On June 27, 2021, the piece in the New York Times Magazine ran, with writer Jon Gertner giving readers a look into the company’s inner workings as a leader in carbontech, also known as “carbon-to-value,” which involves the productive use of carbon dioxide. In the article, Gertner wrote:

“Interface requires a detailed accounting of the company’s renewable energy sources, exhaust fumes, supply chains and waste streams. Some of the immense machinery, akin to blocklong newspaper presses, where hot sheets of vinylized carpet filler are rolled out, now runs at lower temperatures to save energy. A short distance away, a recycling center the size of several gymnasiums was crowded with rows of fabric sacks overflowing with nylon filaments, rescued from factory trimmings, ready to be turned into the face cloth for new carpet… jumbo fabric shredders, extruders, hoppers and conveyors rumbled away… (in) the company’s design center, from floor to ceiling, in aisles resembling a supermarket that sold color rather than food, were huge spools of yarn, all recycled, in every conceivable hue.”

The goal is for Interface to be entirely carbon negative by 2040. The company continues to operate under the directions of its founder: “Get up and get going. There’s lots to do.”

—Teri Greene


Interface Highlights

1973: The company constructs its flagship manufacturing facility in LaGrange, Georgia. 

1982: Acquires Compact Carpets Ltd. in Belleville, Canada.

1983: Acquires Tufted Carpet Tile Ltd. (Tuca Tile) in Craigavon, Northern Ireland. The company once known as Carpets International-Georgia goes public and changes its name to Interface, Inc.

1984: Acquires Illingworth Morris and Bond Worth, forming Interface UK with the Northern Ireland facility.

1988: Acquires the Dutch manufacturing company Heuga B.V., becoming the world’s largest carpet
tile manufacturer. 

1995: Begins reclaiming and recycling carpet tiles through the ReEntry program..

1996: Begins Manufacturing in Chonburi, Thailand. In 2007 this plant became the first LEED certified building in Thailand.
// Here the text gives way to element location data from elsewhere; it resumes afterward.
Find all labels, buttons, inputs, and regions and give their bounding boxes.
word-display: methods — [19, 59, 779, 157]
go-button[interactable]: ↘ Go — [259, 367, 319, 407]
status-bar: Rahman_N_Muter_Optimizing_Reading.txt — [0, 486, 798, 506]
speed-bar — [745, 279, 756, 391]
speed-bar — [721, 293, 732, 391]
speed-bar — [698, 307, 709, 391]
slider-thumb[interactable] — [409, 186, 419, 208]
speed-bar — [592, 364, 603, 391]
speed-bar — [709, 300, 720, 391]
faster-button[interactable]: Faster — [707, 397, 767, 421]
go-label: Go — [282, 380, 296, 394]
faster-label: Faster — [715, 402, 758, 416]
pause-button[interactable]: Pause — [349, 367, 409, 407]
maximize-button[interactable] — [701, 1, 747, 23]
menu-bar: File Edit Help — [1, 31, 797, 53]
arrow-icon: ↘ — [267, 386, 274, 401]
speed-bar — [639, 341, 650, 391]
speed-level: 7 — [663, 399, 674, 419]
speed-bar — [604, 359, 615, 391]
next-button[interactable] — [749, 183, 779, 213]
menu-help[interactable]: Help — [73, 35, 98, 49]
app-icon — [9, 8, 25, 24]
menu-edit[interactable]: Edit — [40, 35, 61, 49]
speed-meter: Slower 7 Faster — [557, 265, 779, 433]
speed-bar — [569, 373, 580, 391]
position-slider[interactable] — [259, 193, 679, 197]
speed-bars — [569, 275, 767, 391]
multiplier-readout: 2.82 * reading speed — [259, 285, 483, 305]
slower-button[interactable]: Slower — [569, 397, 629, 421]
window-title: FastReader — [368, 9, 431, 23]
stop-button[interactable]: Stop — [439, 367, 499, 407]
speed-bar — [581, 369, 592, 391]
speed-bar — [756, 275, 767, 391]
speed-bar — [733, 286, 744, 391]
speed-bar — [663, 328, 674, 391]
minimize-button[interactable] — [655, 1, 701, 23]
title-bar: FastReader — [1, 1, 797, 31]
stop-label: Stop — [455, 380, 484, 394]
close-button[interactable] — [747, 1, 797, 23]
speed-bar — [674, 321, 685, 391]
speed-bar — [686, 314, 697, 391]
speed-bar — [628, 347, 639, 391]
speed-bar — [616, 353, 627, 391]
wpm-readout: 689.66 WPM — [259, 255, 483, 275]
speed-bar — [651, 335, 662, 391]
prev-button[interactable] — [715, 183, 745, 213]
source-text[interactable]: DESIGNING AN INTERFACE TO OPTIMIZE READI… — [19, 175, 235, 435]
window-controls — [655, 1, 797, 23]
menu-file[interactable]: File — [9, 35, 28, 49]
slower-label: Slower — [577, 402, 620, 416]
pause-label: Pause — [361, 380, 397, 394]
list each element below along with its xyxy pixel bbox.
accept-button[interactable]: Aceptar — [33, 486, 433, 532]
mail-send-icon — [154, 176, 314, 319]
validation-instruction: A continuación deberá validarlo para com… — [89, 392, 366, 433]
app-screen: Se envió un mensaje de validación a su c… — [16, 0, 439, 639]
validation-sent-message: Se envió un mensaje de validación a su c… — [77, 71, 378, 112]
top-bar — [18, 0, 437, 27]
1997: Publishes the first corporate sustainability report. Acquires Carpet Solutions of Australia.

1998: Ray Anderson’s book “Mid-Course Correction: Toward a Sustainable Enterprise: The Interface Model” is published. David Oakley explores biomimicry — considering natural systems to solve
human problems — in carpet tile design. Entropy, a carpet tile inspired by biomimicry, becomes a best-selling product. 

2001: GlasBacRE — tile with a recycled content backing and created with layers of recycled content
vinyl — is launched. 

2002: Interface donates 72,000 carpet tiles to Auburn University for use as insulated walls for Lucy’s House, a project by Professor Samuel Mockbee and his architecture/design students. Cool Carpet, the first carbon offset program for carpet tiles, is introduced. 
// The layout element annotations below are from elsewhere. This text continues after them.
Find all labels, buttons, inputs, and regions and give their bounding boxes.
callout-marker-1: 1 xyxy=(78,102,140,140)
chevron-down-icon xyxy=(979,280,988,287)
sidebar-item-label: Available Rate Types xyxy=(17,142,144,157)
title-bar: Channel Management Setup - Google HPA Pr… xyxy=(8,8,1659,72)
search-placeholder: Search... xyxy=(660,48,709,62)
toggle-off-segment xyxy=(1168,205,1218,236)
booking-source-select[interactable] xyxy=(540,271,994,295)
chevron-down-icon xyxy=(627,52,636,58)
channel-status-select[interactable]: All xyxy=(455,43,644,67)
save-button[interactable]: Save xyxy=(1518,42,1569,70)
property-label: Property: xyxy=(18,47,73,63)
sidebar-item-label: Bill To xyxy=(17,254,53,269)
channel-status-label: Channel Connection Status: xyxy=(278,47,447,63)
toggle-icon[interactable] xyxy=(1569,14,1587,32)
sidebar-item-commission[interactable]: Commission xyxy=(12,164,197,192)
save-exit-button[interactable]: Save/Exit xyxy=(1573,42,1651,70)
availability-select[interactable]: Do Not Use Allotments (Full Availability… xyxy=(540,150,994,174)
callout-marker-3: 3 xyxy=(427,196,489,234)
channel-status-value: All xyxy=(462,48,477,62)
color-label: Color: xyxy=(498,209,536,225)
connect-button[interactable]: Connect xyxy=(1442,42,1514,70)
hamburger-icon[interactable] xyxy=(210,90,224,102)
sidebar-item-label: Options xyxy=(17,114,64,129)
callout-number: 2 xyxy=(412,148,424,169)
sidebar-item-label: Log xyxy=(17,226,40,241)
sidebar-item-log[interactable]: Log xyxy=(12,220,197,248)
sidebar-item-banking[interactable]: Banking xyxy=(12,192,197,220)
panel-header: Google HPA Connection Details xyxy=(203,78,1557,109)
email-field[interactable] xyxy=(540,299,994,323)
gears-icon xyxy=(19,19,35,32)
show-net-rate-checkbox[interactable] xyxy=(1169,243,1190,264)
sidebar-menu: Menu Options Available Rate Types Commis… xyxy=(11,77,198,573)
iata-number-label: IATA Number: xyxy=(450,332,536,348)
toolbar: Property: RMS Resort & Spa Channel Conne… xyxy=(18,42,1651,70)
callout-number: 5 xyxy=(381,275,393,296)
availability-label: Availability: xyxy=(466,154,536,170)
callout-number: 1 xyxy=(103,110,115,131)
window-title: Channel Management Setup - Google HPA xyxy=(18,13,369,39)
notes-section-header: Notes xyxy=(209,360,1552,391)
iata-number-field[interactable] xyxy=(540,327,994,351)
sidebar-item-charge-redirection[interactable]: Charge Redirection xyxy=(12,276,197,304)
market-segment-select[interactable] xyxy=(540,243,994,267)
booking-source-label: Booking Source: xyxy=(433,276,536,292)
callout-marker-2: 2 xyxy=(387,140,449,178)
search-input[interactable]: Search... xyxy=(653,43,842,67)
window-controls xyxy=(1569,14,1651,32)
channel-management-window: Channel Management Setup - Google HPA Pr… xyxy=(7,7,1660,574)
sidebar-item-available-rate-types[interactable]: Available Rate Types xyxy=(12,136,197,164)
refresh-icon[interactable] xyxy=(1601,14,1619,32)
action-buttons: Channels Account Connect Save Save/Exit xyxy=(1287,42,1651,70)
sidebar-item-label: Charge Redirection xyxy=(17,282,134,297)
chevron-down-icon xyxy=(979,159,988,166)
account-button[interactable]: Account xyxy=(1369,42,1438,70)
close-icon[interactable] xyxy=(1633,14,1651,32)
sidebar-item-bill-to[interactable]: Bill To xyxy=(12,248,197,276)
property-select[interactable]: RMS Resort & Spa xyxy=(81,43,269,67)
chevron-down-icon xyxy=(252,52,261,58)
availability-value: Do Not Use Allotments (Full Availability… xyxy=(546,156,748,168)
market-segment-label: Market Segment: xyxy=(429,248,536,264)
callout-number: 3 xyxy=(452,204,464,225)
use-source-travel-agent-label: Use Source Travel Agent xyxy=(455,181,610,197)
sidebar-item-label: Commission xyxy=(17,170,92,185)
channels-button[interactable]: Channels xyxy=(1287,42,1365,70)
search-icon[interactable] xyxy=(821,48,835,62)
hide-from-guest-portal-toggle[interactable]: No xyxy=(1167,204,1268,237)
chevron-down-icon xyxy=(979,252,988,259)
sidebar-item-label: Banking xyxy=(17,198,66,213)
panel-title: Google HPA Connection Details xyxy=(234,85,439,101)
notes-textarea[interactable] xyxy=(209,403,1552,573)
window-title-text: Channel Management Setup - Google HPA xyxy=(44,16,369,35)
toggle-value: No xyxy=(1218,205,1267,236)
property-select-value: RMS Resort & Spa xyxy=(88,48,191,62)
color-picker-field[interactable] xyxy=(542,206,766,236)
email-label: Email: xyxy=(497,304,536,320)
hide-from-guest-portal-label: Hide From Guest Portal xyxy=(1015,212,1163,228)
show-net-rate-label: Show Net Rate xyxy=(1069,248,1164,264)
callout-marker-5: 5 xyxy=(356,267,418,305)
2003: TacTiles glue-free installation system is introduced, with a 90% lower environmental footprint than traditional flooring adhesives. 
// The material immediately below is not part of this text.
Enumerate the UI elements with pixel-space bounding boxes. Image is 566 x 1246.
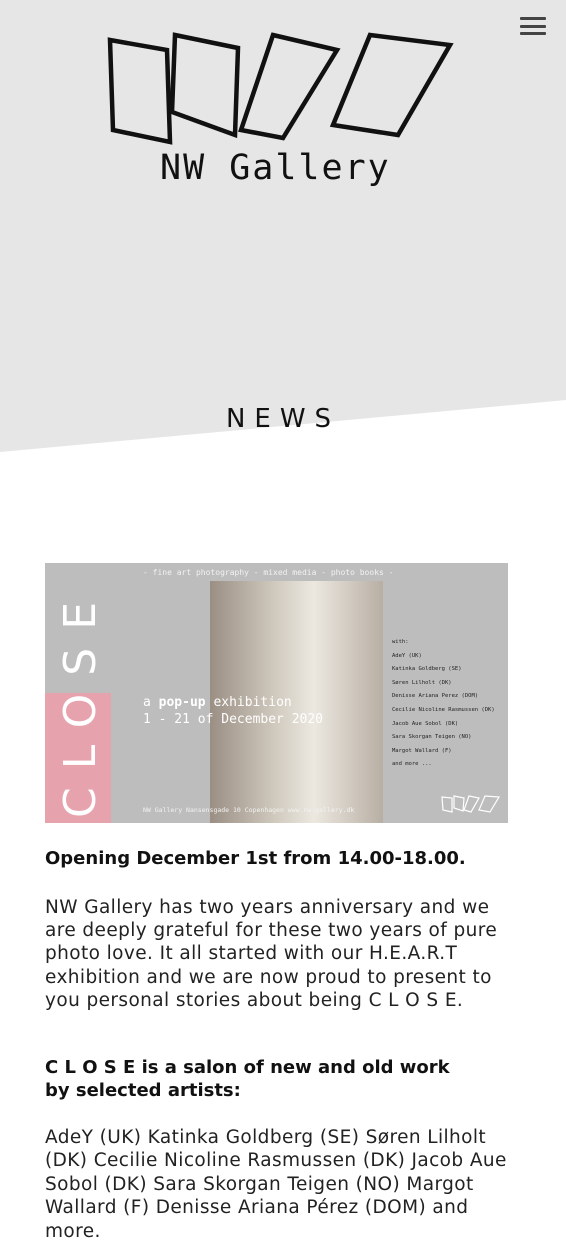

2007: Anderson receives Auburn University’s International Quality of Life Award and is named one of Time magazine’s Heroes of the Environment. Anderson’s second book, “Confessions of a Radical Industrialist: Profits, People, Purpose — Doing Business by Respecting the Earth,” is published.

2011: Manufacturing begins at Interface’s facility in Taicang, China. This earns LEED ID+C: CI Platinum certification for the offices. 

2012: Interface invests in Net-Works, a business model that turns discarded fishing nets into 100% recycled content, protecting marine animals and providing supplementary income for community members. 

2013: Interface Thailand’s yarn waste becomes raw materials for stuffed animals that community members make and sell as an additional source of income. 

2016: Interface’s new mission, Climate Take Back, focuses on creating a climate fit for life.

2018: Interface opens its new global headquarters in Atlanta, known as Base Camp. 

2018-19: Interface introduces Carbon Neutral Floors, which offsets carbon emissions of all Interface carpet tile and LVT products globally. In 2019, the company’s nora rubber flooring is included so that all Interface flooring is carbon neutral. Interface celebrates Mission Zero success and releases its 25th Anniversary Sustainability Report.